COVID Impact & Business Update…
Latest Quarter (Q4):
• TCS billed a total of £5.2m of rent and service charge (inc. VAT) for the English quarters payable on 24 June and 1 July 2020
• As of 8 July 2020, TCS had successfully collected £3.5m or 68%. A further £0.6m or 11% has been agreed to be deferred. This totals an agreed collection of £4.1m or 79%
• Of the £1.1m remaining, £0.2m has been waived with a further £0.9m requiring some form of agreement
Previous Quarter (Q3):
• As an update on the previous March / April quarter (including monthly payments) and the Scottish quarters payable in May:
o TCS billed a total of £6.6m of which £5.2m or 79% has been successfully collected
o A further £0.5m or 8% of deferrals have been agreed, giving a total agreed collection amount of £5.7m or 87%
o A further £0.9m remaining outstanding of which £0.4m has been waived
Cumulative total for Q3 and Q4:
• Therefore for all the cumulative rent payments that have fallen due since 25 March 2020, of the £11.8m rent and service charge billed we have collected £8.7m or 74%, with a further £1.1m or 9% that we have agreed to defer, totalling £9.8m or 83% of the amounts due
• Of the £2.0m remaining (out of £11.8m):
o We have agreed certain concessions over £0.6m of this outstanding amount, in return for an improvement in the terms or length of the lease
o Of the balance of £1.4m, we continue to attempt to come to a fair and equitable conclusion with the respective tenants
• Over 75% of our retail and leisure portfolio, which makes up just under half of the asset base, is now open and trading. At the Merrion Centre this continues to increase and now stands at approximately 60%
• We are working closely with our tenants to help ensure a safe and successful reopening of their businesses
• We have experienced one administration during the period in respect of Go Outdoors, following the recent announcement by its parent company, JD Sports Fashion Plc, which is a tenant at our Piccadilly Basin site; we already have alternative use options identified for this space and are reviewing our options
• We have now reopened all of our CitiPark car parking branches and with the easing of lockdown we are beginning to see a gradual improvement in usage. As previously disclosed, our CitiPark business has been hardest hit so far, experiencing a material reduction in income
• As the business continues to furlough some staff, the Board has determined that it is appropriate for the salaries of all Board members to remain reduced by 20% for a further three months until the end of September
• Consistent with its previously declared strategy, the Company continues to explore opportunities to dispose of retail properties from within its portfolio
Edward Ziff, Chairman and Chief Executive commented:
“We have collected a robust and reassuring level of rent for the latest quarter in challenging circumstances. This reflects the unique and diversified nature of our portfolio and the efforts we have gone into, over many years, to build strong relationships with all our tenants. We are working tirelessly to support all of our stakeholders as we focus on the process of recovery from lockdown.

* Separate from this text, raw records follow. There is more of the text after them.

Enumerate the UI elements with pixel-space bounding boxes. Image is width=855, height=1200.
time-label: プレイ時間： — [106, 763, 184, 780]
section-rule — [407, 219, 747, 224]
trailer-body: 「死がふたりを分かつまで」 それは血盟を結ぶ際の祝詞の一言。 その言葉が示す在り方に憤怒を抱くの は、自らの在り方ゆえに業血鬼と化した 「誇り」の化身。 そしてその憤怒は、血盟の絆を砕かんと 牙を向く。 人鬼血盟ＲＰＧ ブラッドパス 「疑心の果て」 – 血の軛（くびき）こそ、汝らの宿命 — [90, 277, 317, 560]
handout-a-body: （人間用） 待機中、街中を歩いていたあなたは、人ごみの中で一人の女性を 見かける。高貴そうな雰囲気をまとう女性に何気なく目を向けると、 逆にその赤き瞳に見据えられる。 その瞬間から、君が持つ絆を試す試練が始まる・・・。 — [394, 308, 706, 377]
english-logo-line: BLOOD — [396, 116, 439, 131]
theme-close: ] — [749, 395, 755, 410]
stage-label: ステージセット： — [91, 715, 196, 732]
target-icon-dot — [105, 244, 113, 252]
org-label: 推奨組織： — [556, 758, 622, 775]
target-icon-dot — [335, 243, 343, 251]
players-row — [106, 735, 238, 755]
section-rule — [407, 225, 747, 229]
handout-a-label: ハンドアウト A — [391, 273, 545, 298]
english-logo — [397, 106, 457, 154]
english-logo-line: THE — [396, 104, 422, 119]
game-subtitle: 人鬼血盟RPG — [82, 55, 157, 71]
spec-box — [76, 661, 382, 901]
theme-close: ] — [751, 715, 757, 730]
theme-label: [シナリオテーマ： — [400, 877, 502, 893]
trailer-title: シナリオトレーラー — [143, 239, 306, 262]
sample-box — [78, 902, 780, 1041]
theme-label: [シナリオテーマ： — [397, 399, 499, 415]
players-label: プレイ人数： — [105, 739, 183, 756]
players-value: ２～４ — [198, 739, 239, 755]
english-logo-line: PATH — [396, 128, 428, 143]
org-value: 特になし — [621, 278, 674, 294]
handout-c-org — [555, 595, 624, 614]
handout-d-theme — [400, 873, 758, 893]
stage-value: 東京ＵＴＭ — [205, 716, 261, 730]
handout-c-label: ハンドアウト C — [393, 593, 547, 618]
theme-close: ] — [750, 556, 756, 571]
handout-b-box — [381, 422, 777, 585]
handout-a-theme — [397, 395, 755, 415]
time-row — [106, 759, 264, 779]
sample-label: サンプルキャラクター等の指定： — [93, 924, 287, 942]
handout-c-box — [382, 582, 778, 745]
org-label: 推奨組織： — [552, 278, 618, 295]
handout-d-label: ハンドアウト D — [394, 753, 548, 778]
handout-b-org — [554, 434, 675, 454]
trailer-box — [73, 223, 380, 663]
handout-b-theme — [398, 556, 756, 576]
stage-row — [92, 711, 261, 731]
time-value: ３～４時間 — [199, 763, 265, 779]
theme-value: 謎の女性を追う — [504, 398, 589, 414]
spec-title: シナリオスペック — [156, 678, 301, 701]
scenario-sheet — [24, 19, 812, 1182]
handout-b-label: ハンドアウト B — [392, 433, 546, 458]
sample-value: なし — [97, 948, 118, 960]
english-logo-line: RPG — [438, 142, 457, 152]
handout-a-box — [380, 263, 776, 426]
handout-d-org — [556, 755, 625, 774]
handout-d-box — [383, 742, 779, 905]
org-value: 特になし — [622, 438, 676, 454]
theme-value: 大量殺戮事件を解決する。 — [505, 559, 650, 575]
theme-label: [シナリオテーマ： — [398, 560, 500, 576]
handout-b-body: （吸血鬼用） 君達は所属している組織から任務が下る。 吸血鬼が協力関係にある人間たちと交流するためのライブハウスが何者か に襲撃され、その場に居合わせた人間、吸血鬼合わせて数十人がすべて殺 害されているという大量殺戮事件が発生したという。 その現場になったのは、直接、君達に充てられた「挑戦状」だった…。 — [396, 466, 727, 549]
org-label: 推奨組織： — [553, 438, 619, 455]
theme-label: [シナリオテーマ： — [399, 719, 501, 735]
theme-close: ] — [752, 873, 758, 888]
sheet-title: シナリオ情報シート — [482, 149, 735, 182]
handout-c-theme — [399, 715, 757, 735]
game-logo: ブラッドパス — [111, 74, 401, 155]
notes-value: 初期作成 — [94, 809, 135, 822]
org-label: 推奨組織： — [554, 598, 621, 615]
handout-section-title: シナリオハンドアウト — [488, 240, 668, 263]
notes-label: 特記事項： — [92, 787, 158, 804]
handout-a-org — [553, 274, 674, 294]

“Whilst common sense has prevailed in the majority of conversations with our stakeholders, this has not universally been the case; we were particularly disappointed with JD Sports in relation to the administration of its subsidiary Go Outdoors. Fortunately, such actions have been the exception rather than the norm.
“Recognising that we are operating in an uncertain environment that is impacting our financial performance, we continue to manage TCS through this difficult period with the long-term sustainability, and continuing reshaping, of the portfolio being our primary aim and focus”.